By Nate Budington
On the fourth night of my daughter’s sudden hospitalization, when the diagnosis of transverse myelitis seemed pretty definitive, I was sitting in a spare wheelchair at the end of the corridor of Boston Children’s Hospital, staring out of a large plate glass window as a blizzard flew into the city. My wife and a nurse were attending to Ella and I was sent out of the room. In that seat, by the window, hearing the beeps and alarms of all that medical equipment in all those children’s rooms, I wondered how I–how we–were ever going to survive this emerging catastrophe. On Thursday, she and her brother ran out the door to catch the school bus, and by Sunday my wife and I were alternating between panic and despondency, hanging onto every small piece of hope we were offered. I acknowledged that some parents on our wing were facing something far more profound than paralysis, but at that moment, alone by myself, in tears, and at the mercy of an immune system gone haywire, I had never felt so completely isolated and untethered. One day all is good, the next day you’re falling from 36,000’.
We returned home to a welcoming and loving community of friends who made us meals, and had helped with my son while we were two hours away in Boston. They made it very clear they were there for us in any way they could be. The ramp had been built while we were at the hospital, the stair machine installed, the middle school was busily fixing desks and bathrooms, and by the time Ella wheeled into the house for the first time in two months, everything seemed sort of…normal – even if it was a new kind of normal. She transitioned into school amazingly well, and we all settled into life in a way that was oddly not too different than prior to her attack. The fear my wife and I had been battered by for weeks had morphed into a kind of bland acceptance.

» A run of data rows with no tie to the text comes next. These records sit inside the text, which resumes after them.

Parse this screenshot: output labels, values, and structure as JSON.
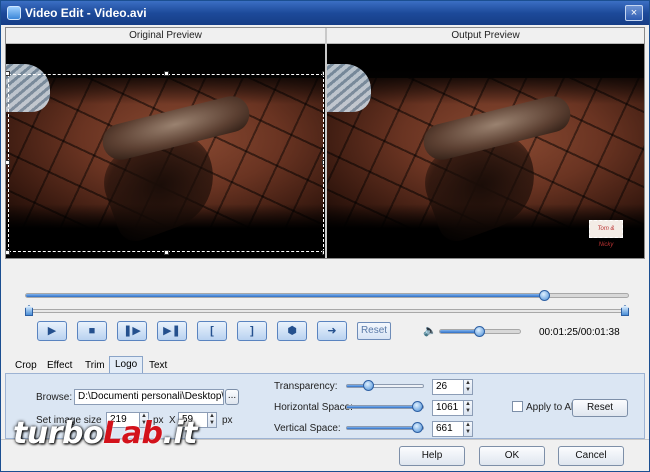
{
  "window": {
    "title": "Video Edit - Video.avi",
    "close": "×"
  },
  "preview": {
    "original_label": "Original Preview",
    "output_label": "Output Preview",
    "logo_text": "Tom & Nicky"
  },
  "player": {
    "buttons": [
      "▶",
      "■",
      "❚▶",
      "▶❚",
      "[",
      "]",
      "⬢",
      "➜"
    ],
    "reset_label": "Reset",
    "time": "00:01:25/00:01:38",
    "timeline_progress": 0.86,
    "volume": 0.5
  },
  "tabs": [
    "Crop",
    "Effect",
    "Trim",
    "Logo",
    "Text"
  ],
  "active_tab": "Logo",
  "logo_panel": {
    "browse_label": "Browse:",
    "browse_value": "D:\\Documenti personali\\Desktop\\Logo",
    "browse_button": "...",
    "set_size_label": "Set image size",
    "width_value": "219",
    "px1": "px",
    "x_label": "X",
    "height_value": "59",
    "px2": "px",
    "transparency_label": "Transparency:",
    "transparency_value": "26",
    "transparency_level": 0.26,
    "hspace_label": "Horizontal Space:",
    "hspace_value": "1061",
    "vspace_label": "Vertical Space:",
    "vspace_value": "661",
    "apply_label": "Apply to All",
    "reset_label": "Reset"
  },
  "footer": {
    "help": "Help",
    "ok": "OK",
    "cancel": "Cancel"
  },
  "watermark": {
    "part1": "turbo",
    "part2": "Lab",
    "part3": ".it"
  }
}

But at unexpected moments, with or without Ella at my side, the isolation returned with a vengeance: when I saw teenage girls skipping down the street; when parents from her old swim team would post pictures from swim meets on Facebook; the day I gave her old bike to a friend with a young girl. That’s when I’d say to myself “No one knows what this is like.” I knew that somewhere out there someone did, but not in my life, not in my social orbit.
When we first heard about the SRNA Family Camp, I was intrigued but skeptical. We were secular New Englanders and this was the Bible Belt. Would Ella fit in? Would camp rub her condition in her face or help her find a community? Would we click with the parents? Would we be barraged by zealots offering sketchy “alternative” treatments? I don’t think we ever considered not going, but being a part of a “medical condition community” was new territory for us and we were unsure what camp was going to provide or whether it was worth the effort.
But a community was waiting for us. On the first night, sitting at a picnic table with two parents sharing stories and laughing in the face of this awful thing we are a part of, I felt like I could finally breathe. These people had been in the Transverse Myelitis world for years (for us it was just months) and they were OK. They could laugh. They had perspective. They were living their lives fully. The world wasn’t over. Over the course of four days, that kind of talk happened continually. And when we met with Dr. Greenberg and his colleagues in the afternoons, I realized the value of this community, medically and emotionally.
I’m still not at peace with what’s happened to my daughter, or any of these wonderful kids. I still have my moments of sadness and anger. But we’re much better off because of SRNA Family Camp. My daughter has a family of fellow TMers, and my wife and I know that all the wonderful people we met in Kentucky have our backs as we have theirs.
Enduring your child’s illness is a brutal journey, but the human connections we make along the way–the kinship and support we get from those who are along for the ride–somehow makes things work when you think nothing will. For me, that is the essence of SRNA Family Camp. It’s inspiring to watch these kids face TM with courage. And to believe that you can carry on as a parent with the same humor, balance and wisdom as before–that’s a gift.
SRNA Quality of Life Family Camp is a unique and life changing experience that provides children and families living with rare neuroimmune disorders (ADEM, AFM, NMOSD and TM) a chance to experience the joys of a completely accessible camp and engage with leading medical practitioners so they can be better advocates for their own health. At camp, these children can be themselves, free of fear and stigma and not be reminded of their daily challenges.